One thing you may find useful is a tool that allows you to extract the EXIF data from a digital photo. Most digital cameras will store the settings used to take the picture: shutter speed, f-stop, ISO equivalent, focal length, focus distance, and a ton of other stuff.
There are applications which allow you to extract and view the information as a table (handy for when someone, like MarkWildey asks "What shutter speed did you use?"

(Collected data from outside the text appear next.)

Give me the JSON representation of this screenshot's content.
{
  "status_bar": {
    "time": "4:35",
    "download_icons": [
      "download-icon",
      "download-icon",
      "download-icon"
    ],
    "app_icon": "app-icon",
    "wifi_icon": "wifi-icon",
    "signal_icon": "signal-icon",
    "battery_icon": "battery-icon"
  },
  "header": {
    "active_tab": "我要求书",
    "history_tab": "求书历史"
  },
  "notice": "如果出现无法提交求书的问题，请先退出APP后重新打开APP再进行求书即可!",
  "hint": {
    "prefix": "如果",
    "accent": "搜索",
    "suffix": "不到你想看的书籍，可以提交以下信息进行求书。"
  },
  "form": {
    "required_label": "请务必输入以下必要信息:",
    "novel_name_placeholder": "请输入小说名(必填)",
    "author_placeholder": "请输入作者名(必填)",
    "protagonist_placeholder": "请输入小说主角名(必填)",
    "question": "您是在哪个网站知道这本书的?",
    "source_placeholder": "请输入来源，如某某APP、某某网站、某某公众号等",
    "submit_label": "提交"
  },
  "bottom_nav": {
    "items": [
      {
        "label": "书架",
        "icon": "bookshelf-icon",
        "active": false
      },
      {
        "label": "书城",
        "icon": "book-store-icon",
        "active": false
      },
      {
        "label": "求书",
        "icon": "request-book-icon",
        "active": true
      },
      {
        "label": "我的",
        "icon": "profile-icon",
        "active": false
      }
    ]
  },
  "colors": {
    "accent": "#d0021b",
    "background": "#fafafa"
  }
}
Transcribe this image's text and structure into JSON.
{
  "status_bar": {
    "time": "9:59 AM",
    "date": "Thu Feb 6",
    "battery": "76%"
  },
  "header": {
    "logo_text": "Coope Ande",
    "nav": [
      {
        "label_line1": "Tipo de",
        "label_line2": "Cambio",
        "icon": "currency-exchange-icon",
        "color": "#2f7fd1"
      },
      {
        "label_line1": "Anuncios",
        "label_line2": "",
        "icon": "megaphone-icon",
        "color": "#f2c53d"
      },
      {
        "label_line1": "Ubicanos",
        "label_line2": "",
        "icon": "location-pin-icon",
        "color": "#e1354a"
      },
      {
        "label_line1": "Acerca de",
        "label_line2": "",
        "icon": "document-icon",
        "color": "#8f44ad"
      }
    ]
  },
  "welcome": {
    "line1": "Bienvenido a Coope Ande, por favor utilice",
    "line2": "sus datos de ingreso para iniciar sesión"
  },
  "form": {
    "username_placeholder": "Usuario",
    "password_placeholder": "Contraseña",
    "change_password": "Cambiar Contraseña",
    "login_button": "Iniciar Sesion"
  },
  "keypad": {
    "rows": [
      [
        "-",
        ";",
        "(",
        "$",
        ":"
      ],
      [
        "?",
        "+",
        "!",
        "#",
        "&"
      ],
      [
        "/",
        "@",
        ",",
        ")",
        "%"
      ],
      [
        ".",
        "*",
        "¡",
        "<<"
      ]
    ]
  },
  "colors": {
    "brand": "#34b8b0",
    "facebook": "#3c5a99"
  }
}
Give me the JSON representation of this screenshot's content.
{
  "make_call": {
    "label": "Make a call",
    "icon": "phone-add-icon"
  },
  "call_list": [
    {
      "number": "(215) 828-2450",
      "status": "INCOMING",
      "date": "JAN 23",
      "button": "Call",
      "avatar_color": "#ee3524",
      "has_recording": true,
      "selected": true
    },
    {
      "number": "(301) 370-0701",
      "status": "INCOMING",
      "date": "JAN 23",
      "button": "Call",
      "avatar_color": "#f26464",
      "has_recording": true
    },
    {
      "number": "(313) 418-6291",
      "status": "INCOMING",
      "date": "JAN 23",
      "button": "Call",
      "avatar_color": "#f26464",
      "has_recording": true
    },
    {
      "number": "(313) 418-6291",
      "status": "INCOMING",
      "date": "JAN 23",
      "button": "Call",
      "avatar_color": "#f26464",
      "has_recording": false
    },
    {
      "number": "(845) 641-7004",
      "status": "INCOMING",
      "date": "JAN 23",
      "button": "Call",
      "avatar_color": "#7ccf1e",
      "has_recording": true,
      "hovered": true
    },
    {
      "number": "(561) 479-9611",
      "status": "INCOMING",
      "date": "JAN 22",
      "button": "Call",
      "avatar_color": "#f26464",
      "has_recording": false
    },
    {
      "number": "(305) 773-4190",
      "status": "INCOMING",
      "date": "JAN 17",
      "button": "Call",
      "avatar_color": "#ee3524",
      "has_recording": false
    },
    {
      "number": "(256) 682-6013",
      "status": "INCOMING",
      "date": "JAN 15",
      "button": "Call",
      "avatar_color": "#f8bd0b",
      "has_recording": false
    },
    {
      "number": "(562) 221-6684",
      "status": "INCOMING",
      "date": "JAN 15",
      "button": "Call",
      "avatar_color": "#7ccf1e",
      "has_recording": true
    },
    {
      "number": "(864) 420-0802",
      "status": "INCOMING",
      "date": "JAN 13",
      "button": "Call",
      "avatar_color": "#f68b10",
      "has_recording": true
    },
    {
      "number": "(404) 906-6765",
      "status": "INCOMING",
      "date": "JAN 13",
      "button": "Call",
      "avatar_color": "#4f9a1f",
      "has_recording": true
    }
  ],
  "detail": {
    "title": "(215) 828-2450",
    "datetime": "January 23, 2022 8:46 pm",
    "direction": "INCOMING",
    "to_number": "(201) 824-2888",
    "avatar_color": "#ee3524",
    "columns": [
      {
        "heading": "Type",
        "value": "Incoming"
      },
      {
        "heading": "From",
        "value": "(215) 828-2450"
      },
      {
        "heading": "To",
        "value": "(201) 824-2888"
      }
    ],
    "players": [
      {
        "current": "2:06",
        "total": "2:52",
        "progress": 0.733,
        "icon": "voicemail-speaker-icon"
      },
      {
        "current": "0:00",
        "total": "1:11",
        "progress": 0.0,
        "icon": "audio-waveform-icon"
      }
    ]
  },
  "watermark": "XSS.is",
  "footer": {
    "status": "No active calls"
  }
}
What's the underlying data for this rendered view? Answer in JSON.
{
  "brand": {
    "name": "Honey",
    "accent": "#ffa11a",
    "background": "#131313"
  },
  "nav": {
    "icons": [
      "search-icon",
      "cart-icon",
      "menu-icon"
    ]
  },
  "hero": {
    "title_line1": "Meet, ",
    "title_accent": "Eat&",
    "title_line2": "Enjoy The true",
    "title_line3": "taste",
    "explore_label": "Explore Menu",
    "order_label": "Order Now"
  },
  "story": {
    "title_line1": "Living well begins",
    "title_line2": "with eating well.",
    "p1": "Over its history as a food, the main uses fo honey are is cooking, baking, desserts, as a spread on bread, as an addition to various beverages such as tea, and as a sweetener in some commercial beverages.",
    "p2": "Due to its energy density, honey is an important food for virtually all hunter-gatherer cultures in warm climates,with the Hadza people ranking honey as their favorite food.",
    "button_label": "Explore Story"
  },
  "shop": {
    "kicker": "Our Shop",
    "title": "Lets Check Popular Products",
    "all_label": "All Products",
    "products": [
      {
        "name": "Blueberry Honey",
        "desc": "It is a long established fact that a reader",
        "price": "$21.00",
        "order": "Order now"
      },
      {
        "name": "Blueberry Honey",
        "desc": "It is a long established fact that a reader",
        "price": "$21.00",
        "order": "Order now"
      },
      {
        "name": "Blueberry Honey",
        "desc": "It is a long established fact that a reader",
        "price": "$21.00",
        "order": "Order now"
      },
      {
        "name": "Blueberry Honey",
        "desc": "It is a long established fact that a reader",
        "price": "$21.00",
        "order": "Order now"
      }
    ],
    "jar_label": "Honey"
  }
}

There are several you can use (and, as in most things, you can spend little or a lot, depending on what "features" you want.
Here's one that's free:
http://www.takenet.or.jp/~ryuuji/min.../download.html
FWIW, to me that image you posted looks like motion blur. It would be easily proven with a tripod (or other reasonably steady support) and a test image (which could be as simple as a black square outline drawn on white paper. Make sure that the lines are all equal width. Better yet would be 2 concentric black squares separated by a thin white line. You can do this with electrical tape on paper. Shoot the square , uh, square, I guess, and on a point so it's diamond shaped, so you can tell if any blur is vertical or angled. )
I have noticed a lot of people do not wait long enough before dropping the camera away from their shooting stance - this is especially true of cameras that use red-eye reduction. All digital point-and-shoot cameras have some degree of shutter lag, and it seems that people expect them to act like film cameras (shutter goes as soon as the button depresses.)
In any event a bit of experimentation will be quite useful in figuring out what's going on.